Citing weak at-once orders and direct-to-consumer sales in the Americas, Crocs Inc. lowered its guidance for revenues and earnings in the third quarter ending Sept. 30.

The cushy shoemaker now expects revenue between $285 million and $295 million and EPS between 15 and 18 cents. This compares with the prior financial outlook provided on July 24, of revenue between $300 million and $310 million and EPS between 20 and 23 cents.

The guidance includes a 2-cent per share of ERP implementation expense and 4 cent per share for adverse foreign currency translation.
With the new guidance, sales are expected to be flat to slightly down in the quarter versus 2012 third quarter’s revenues of $295.6 million. Earnings will be down more than half from 37 cents a share a year ago.

The updated guidance was prompted by Crocs’ appearance Tuesday at a Goldman Sachs investment conference, as well as a CL King conference visit on Wednesday.

Croc said while Americas’ sales are running below expectations, the company still expects third quarter gross margins to be generally in-line with prior year performance.

In a statement, John McCarvel, president and CEO, also noted that the company is “very satisfied to date” with its Asia Pacific and Europe retail sales performance in the quarter. Also, pre-books from its wholesale customers for spring/summer 2014 product are running ten percent ahead of last year

Added McCarvel, “We believe our brand is well positioned to take advantage of our customers demand for colorful and fun footwear in 2014.”

At Goldman Sachs conference, Jeff Lasher, Crocs’ CFO, said Crocs is finding wholesale accounts in the Americas continuing to be conservative with at-once ordering.

“They are conservative on their inventory levels as they he plan out their fall holiday coming into the season for them,” added Lasher. He noted that the department store channel has been “a little more challenging” than the family footwear channel.

Lasher also noted that Crocs did choose to do about $7 million of discount deals in the second quarter to reduce inventories that will not be repeated in the third quarter. In the future, clearance sales will be pushed out at its outlet stores.

Overall, Lasher said Crocs Americas group is “striving to increase our overall wholesale doors next year,” with some unnamed new accounts set for 2014. It also is working to increase allocations at existing accounts.
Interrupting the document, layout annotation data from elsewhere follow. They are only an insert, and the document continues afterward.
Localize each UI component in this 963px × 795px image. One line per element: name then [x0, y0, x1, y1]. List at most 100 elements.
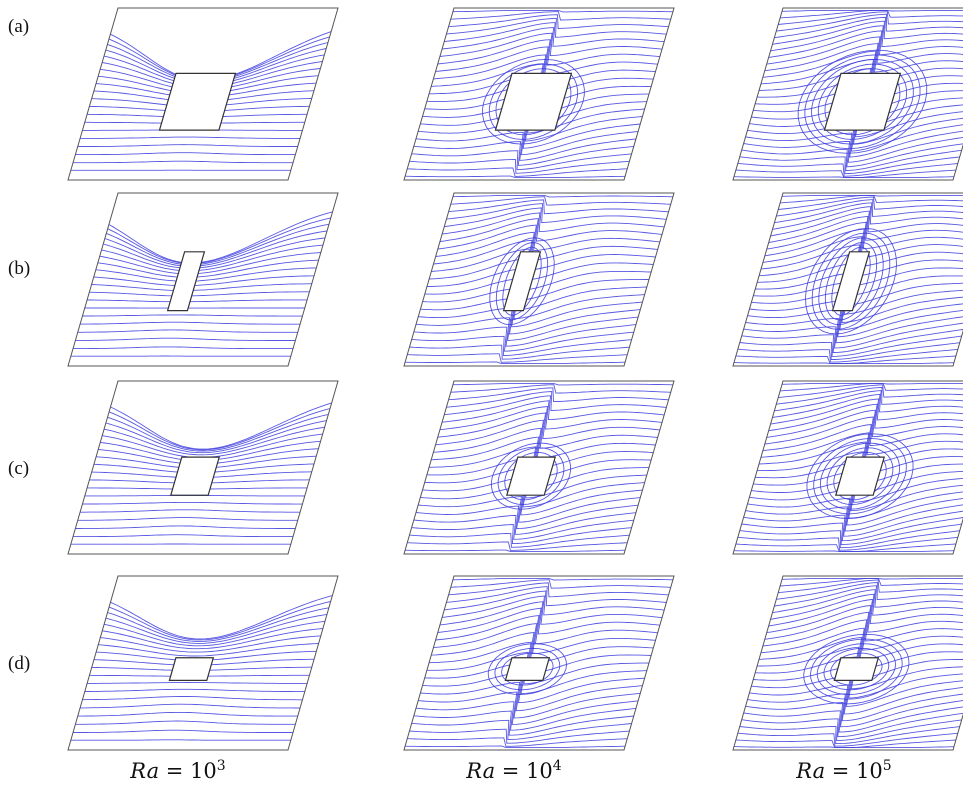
cavity-frame	[67, 192, 339, 367]
isotherm-line	[776, 199, 963, 217]
panel-c-ra-1e4	[403, 380, 675, 555]
isotherm-loop	[490, 442, 572, 510]
isotherm-line	[778, 384, 963, 399]
isotherm-line	[420, 298, 641, 335]
isotherm-line	[73, 729, 293, 733]
isotherm-loop	[826, 447, 894, 505]
isotherm-line	[100, 635, 321, 653]
isotherm-line	[77, 711, 298, 717]
obstacle	[502, 251, 542, 312]
isotherm-line	[759, 253, 963, 296]
isotherm-line	[745, 318, 963, 349]
isotherm-line	[95, 267, 317, 282]
panel-d-ra-1e5	[732, 575, 963, 751]
isotherm-line	[452, 10, 673, 13]
ra-symbol: Ra	[130, 759, 160, 783]
isotherm-line	[73, 160, 293, 164]
isotherm-line	[772, 20, 963, 48]
isotherm-line	[780, 383, 963, 392]
isotherm-line	[751, 675, 963, 715]
cavity-frame	[403, 575, 675, 751]
isotherm-line	[448, 14, 669, 29]
isotherm-line	[407, 541, 628, 551]
isotherm-line	[780, 10, 963, 19]
isotherm-line	[415, 505, 636, 535]
isotherm-line	[411, 524, 632, 545]
isotherm-line	[411, 719, 632, 740]
isotherm-line	[757, 646, 963, 690]
obstacle	[833, 657, 880, 682]
isotherm-line	[781, 383, 963, 385]
isotherm-line	[108, 601, 331, 641]
isotherm-line	[416, 317, 637, 347]
isotherm-line	[439, 218, 660, 252]
isotherm-line	[439, 32, 660, 66]
obstacle	[831, 251, 871, 312]
isotherm-line	[424, 92, 645, 134]
panel-c-ra-1e5	[732, 380, 963, 555]
isotherm-line	[413, 514, 634, 540]
isotherm-line	[446, 203, 667, 224]
isotherm-line	[429, 258, 649, 301]
isotherm-line	[418, 691, 639, 725]
isotherm-line	[444, 395, 665, 421]
equals-sign: =	[495, 759, 527, 783]
isotherm-line	[108, 408, 331, 451]
isotherm-line	[774, 585, 963, 608]
isotherm-line	[753, 97, 963, 138]
ra-symbol: Ra	[466, 759, 496, 783]
isotherm-line	[105, 420, 327, 454]
isotherm-line	[749, 684, 963, 722]
obstacle	[170, 456, 220, 496]
isotherm-line	[80, 509, 301, 513]
isotherm-loop	[501, 652, 554, 686]
isotherm-line	[418, 307, 639, 341]
isotherm-line	[749, 489, 963, 526]
isotherm-line	[426, 456, 647, 499]
ra-base: 10	[526, 759, 553, 783]
panel-a-ra-1e4	[403, 7, 675, 181]
isotherm-line	[442, 400, 663, 430]
isotherm-line	[747, 309, 963, 344]
isotherm-loop	[495, 242, 549, 321]
isotherm-line	[753, 470, 963, 512]
row-label-a: (a)	[8, 16, 30, 37]
isotherm-loop	[811, 232, 891, 330]
isotherm-line	[80, 321, 301, 325]
panel-d-ra-1e4	[403, 575, 675, 751]
isotherm-line	[776, 13, 963, 32]
row-label-d: (d)	[8, 653, 31, 674]
isotherm-loop	[817, 63, 908, 140]
isotherm-line	[739, 156, 960, 175]
isotherm-line	[442, 212, 663, 242]
cavity-frame	[732, 192, 963, 367]
isotherm-line	[781, 195, 963, 197]
isotherm-line	[776, 582, 963, 600]
isotherm-line	[439, 405, 660, 440]
isotherm-line	[768, 30, 963, 64]
isotherm-line	[422, 288, 643, 328]
isotherm-line	[741, 522, 962, 546]
isotherm-line	[743, 514, 963, 542]
isotherm-loop	[804, 54, 921, 150]
isotherm-line	[766, 221, 963, 259]
ra-exponent: 3	[216, 758, 226, 774]
isotherm-line	[418, 122, 639, 156]
panel-b-ra-1e4	[403, 192, 675, 367]
isotherm-line	[435, 231, 656, 271]
isotherm-line	[755, 656, 963, 699]
isotherm-line	[733, 550, 955, 552]
panel-c-ra-1e3	[67, 380, 339, 555]
isotherm-line	[450, 384, 671, 394]
isotherm-line	[437, 224, 658, 261]
isotherm-line	[444, 207, 665, 233]
isotherm-line	[743, 140, 963, 168]
isotherm-line	[87, 682, 308, 684]
isotherm-line	[84, 688, 305, 693]
isotherm-line	[741, 148, 962, 172]
isotherm-line	[105, 613, 328, 644]
isotherm-loop	[497, 447, 565, 505]
isotherm-line	[778, 196, 963, 210]
isotherm-line	[735, 355, 956, 364]
isotherm-line	[446, 391, 667, 411]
He called out some “fantastic partners” throughout the southeast, naming Academy as well as Bealls, Belk's and Dillard’s. The focus will also continue on the family footwear channel, which Lasher described as “a great channel” for the last few years.

“We are very encouraged by all those signs, and as we look out into 2014 we are excited about the spring summer prebooks that are going into the US which is up double digits right,” said Lasher.

At its own stores, Crocs was less promotional in the current quarter this year versus past years, which will help margin at the expense of lower revenues due to decreased traffic.

On the positive side, Slasher noted that Europe is exceeding expectations in its direct channel and Asia “continues to perform very strongly.”

Slasher did confirm a recent analyst report that some general managers “for various reasons” had decided to leave the company. But he added that a new Americas general manager will join the company “in the back half of the year, and we're really excited about him coming on to this organization to really drive our very important Americas marketplace.” A new general manager has also been promoted to run the Asia business.

Crocs also said it is actively working to adjust its capital allocation strategy by the end of the fourth quarter. From $80 million to $100 million of domestic cash is expected to be deployed to fund potential stock repurchases or other strategic investments in the future.